The Kissing Booth 2 Has an Editing Mistake You Probably Didn’t Notice

There are many, many improbable things about The Kissing Booth 2, including the fact that I loved it. I am significantly closer to my 30th birthday than to my last all-school assembly, but these fictional teens got me rooting for their eternal happiness. 

Still, as I was gasping at the plot twists in the sequel to Netflix’s 2018 hit, most of which are driven by those two classic life pests—you know, intercom systems and too many hot boys being in love with you—one strange edit took me out. 

Even if we accept the popular teen rom-com delusion that high schools are populated by people who look like 24-year-old models who live in mansions and never have homework, the Kissing Booth movies take suspended reality to its furthest extreme. 

Here is where The Kissing Booth 2 crosses the line: Toward the middle of the film, Elle (Joey King) and Marco (Taylor Zakhar Perez) have been practicing Dance, Dance, Revolution for hours. They must! (Elle’s competing in a DDR tournament to win money for school.) They take a break and go on a Ferris wheel, where they actually have a very sweet, reflective exchange about the competing values of success and happiness. 

(Side note: At this point, I thought I was in one of the final scenes of the movie, but it turned out there was an hour and seven minutes left to go. The Kissing Booth 2 is, inexplicably, 132 minutes long, the same length as The Departed and Fight Club.) 

The couple adjourns to the beach, under a full moon, naturally. Through the course of the conversation, Marco is holding an acoustic guitar the size of a toddler upon his lap. 

Marco strums the guitar sensually, layers of masculine bracelets jangling in the Santa Monica breeze, his eyelashes approximately the length of pine needles. But where the fuck did that guitar come from? Was the guitar on the Ferris wheel? Was the guitar manifested by the power of vibes? Did Marco store a full-size instrument under the Ferris wheel in the gentle hands of the Ferris wheel employees, and then pop it on his back, hike it across the beach, tune it, and then play Elle a few “impromptu” chords? 

People noticed: 

Did the editors not notice the glitch, or was this an intentional choice? Does it even matter?

The first movie is (in my opinion) a glossy tale about what happens when a controlling guy with violent anger problems falls in love with you. It also poses the question: What if teenagers would pay to kiss a blindfolded person in front of an audience of their peers? 

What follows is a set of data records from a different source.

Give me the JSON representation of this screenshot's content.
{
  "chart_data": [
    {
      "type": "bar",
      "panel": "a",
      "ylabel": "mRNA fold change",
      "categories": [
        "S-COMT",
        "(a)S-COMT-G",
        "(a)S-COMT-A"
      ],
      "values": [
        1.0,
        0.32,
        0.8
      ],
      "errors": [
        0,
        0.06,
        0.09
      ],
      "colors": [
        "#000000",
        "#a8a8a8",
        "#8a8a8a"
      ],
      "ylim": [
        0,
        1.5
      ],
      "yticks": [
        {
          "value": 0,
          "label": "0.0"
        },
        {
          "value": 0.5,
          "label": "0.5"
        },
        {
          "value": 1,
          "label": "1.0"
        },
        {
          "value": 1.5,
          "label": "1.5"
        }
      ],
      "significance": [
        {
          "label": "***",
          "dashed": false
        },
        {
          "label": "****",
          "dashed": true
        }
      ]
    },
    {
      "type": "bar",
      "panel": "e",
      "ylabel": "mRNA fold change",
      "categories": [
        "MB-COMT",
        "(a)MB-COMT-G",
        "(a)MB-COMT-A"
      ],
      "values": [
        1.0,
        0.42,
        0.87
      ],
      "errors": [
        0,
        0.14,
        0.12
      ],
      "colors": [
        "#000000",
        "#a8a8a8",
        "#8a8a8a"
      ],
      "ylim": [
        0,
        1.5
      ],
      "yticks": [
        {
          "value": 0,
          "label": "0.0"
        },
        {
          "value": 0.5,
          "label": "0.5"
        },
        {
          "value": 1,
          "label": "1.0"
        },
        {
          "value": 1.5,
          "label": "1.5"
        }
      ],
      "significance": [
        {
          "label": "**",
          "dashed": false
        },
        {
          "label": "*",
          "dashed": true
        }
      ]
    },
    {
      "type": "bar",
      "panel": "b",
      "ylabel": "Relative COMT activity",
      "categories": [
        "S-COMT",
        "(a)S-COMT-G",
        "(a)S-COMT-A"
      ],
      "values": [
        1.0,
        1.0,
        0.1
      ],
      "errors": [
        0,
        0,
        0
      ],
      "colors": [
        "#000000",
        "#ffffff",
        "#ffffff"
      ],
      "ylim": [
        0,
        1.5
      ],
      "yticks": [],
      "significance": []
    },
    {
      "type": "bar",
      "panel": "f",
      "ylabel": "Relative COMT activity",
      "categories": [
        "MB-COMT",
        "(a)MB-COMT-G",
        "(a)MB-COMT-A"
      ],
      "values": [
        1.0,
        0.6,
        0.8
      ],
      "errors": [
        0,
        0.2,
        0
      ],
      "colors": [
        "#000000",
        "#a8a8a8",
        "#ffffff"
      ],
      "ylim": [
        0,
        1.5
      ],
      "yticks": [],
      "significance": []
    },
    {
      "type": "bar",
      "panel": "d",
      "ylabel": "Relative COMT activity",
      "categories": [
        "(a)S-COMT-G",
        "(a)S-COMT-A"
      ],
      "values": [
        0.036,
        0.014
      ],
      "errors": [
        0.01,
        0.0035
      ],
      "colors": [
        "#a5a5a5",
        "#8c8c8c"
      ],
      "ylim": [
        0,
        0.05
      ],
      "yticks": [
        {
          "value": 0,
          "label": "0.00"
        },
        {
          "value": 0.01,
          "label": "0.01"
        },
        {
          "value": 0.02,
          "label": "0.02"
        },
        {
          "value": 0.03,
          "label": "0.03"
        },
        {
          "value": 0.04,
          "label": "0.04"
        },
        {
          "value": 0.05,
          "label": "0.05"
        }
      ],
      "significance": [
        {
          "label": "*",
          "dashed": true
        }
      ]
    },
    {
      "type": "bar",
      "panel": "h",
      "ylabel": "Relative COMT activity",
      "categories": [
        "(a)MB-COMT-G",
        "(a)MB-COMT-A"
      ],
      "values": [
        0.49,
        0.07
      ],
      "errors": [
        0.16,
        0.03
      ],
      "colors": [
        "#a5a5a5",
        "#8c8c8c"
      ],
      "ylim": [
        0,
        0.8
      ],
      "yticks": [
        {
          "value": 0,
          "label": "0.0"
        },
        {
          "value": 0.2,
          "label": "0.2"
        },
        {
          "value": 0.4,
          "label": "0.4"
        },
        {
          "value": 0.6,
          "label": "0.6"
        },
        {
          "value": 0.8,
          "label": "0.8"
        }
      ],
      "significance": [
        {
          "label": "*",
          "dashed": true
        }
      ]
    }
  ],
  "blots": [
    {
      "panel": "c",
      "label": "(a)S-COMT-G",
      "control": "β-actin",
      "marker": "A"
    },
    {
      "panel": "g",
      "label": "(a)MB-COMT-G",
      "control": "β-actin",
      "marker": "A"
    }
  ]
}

The joy of The Kissing Booth 2 is that it rewrites that problematic guy as a friend-to-women-everywhere, largely abandons the second question, and replaces it with better ones. What if there was a giant, arena-size competition based on the arcade game Dance, Dance, Revolution, and the prize was $50,000? (There actually are DDR championships—and they are amazing—just nothing like the ones in the movie.)  

What if the standard freshman dorm at Harvard was a sprawling chalet complete with a wood-burning fire? What if your average night of high school consisted of riding your VT 750 C Shadow motorcycle to the Hollywood sign for a tender bout of lovemaking? 

So bring on the full moon and materializing guitar! Whether the glitch was an editing error or an intentional moment of magical realism, what if we lived in the world The Kissing Booth 2 imagines? A world where weird girls are desired, gay teens are cheered, and guitars materialize by way of sheer ambience? I'd live there. Overactive intercom system and all.